MOTORISTS who break the speed limit should be given an on-the-spot warning instead of a fine, according to a Birmingham MP.

John Hemming (Lib Dem Yardley) has launched a campaign calling for the removal of speed cameras, to be replaced by electronic warning signs instead.

He has sponsored a House of Commons motion calling on the government to conduct a national review of speed camera policies.

Under his proposals, some traditional speed cameras would still exist – with motorists facing a fine if they were caught breaking the limit.

But many more would be replaced by electronic warnings which simply told drivers to slow down.

Mr Hemming said he believed speed cameras were being used to make money – rather than to improve road safety.

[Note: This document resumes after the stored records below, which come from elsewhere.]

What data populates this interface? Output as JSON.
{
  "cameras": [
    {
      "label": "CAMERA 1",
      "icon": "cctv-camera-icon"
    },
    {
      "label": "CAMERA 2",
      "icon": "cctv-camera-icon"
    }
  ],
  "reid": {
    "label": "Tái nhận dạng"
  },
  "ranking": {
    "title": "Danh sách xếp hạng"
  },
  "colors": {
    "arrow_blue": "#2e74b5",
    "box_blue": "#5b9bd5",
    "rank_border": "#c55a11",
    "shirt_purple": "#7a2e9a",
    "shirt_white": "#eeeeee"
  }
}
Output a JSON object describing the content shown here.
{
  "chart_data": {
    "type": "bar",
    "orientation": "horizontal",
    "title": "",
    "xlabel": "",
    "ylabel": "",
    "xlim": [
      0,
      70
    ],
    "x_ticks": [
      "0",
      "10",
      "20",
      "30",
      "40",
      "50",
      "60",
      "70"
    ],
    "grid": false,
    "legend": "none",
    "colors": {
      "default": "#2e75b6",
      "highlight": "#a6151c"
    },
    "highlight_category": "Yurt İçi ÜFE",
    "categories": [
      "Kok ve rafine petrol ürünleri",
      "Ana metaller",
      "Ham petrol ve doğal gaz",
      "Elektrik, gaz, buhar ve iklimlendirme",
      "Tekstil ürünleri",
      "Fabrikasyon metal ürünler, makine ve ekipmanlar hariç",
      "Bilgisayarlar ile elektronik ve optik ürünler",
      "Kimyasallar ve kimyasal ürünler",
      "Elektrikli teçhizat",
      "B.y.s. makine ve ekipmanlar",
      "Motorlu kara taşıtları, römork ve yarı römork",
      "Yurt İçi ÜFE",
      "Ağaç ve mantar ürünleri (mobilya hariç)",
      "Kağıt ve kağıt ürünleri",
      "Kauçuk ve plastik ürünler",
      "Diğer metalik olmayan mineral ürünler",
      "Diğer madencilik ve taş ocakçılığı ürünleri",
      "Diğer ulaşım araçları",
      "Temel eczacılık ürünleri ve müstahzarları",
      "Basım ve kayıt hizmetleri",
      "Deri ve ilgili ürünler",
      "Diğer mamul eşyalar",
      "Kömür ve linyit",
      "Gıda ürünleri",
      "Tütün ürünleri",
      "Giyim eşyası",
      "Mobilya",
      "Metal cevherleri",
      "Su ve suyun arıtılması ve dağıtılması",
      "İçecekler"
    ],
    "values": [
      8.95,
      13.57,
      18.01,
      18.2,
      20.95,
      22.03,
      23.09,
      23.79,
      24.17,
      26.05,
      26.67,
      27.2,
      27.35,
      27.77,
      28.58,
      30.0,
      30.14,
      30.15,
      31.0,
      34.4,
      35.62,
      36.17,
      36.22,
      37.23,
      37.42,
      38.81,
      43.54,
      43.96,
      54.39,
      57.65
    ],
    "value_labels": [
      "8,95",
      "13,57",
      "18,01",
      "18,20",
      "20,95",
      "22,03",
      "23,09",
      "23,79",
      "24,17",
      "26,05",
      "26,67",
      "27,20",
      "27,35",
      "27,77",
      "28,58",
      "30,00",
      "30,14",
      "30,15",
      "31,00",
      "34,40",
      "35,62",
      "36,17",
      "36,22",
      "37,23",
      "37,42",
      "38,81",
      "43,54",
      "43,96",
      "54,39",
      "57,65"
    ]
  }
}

He said: “What matters is saving lives on roads, and you’re more likely to do that by telling drivers to slow down than by sending a fixed penalty notice to their home.

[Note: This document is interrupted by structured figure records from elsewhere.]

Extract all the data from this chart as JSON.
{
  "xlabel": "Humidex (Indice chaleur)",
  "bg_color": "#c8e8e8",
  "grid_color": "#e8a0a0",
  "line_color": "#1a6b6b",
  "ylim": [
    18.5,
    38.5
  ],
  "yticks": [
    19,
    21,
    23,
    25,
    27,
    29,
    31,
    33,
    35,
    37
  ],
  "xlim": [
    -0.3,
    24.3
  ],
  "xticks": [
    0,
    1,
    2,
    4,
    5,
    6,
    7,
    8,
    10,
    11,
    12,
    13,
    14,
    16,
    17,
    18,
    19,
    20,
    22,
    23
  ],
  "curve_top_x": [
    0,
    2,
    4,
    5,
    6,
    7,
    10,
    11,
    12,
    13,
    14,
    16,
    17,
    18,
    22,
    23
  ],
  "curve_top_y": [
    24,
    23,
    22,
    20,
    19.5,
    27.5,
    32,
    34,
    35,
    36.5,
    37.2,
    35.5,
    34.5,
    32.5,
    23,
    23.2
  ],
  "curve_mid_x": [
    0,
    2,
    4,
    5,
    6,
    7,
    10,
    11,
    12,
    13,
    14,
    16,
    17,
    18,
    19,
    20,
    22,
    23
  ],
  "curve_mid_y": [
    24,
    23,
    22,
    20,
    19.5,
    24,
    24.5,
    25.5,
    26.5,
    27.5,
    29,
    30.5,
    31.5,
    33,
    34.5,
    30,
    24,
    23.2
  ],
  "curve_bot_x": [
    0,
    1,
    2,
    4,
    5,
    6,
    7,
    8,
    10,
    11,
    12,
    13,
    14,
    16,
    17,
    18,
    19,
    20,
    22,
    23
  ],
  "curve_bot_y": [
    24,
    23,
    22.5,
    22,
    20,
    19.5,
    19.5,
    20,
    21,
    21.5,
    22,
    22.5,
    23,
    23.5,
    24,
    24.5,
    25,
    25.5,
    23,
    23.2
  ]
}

“Some of these speed cameras are in sneaky places. For example, there is one on the A45 on the way to the airport, just after the speed limit is reduced from 60 mph to 40 mph.

“I’d guess it catches a lot of drivers, even responsible motorists. You also have cameras on the A4540 Watery Lane, which has a 30 mph speed limit when it is 40 mph everywhere else. You need cameras there because of the boy racers, but drivers should be given a warning first.”

Electronic warning systems which check a vehicle’s speed and tells drivers if they are going too fast already exist, but they are not used often enough, according to Mr Hemming.

But Birmingham-based charity the Royal Society for the Prevention of Accidents said speed cameras had a vital safety role to play.

Duncan Vernon, the organisation’s road safety officer, said: “Speed cameras are a proven way of reducing the number of collisions at a site, and as an accident prevention measure they are effective. However, there is a role for flashing speed signs. But without the deterrent of being caught for speeding, some drivers do ignore them.”

Revenue raised from cameras within the West Midlands Police force area rose from £375,000 in 1997 to £2.6million in 2006. In Warwickshire fine revenue shot up from £74,820 to £1.8million between 1997 and 2006.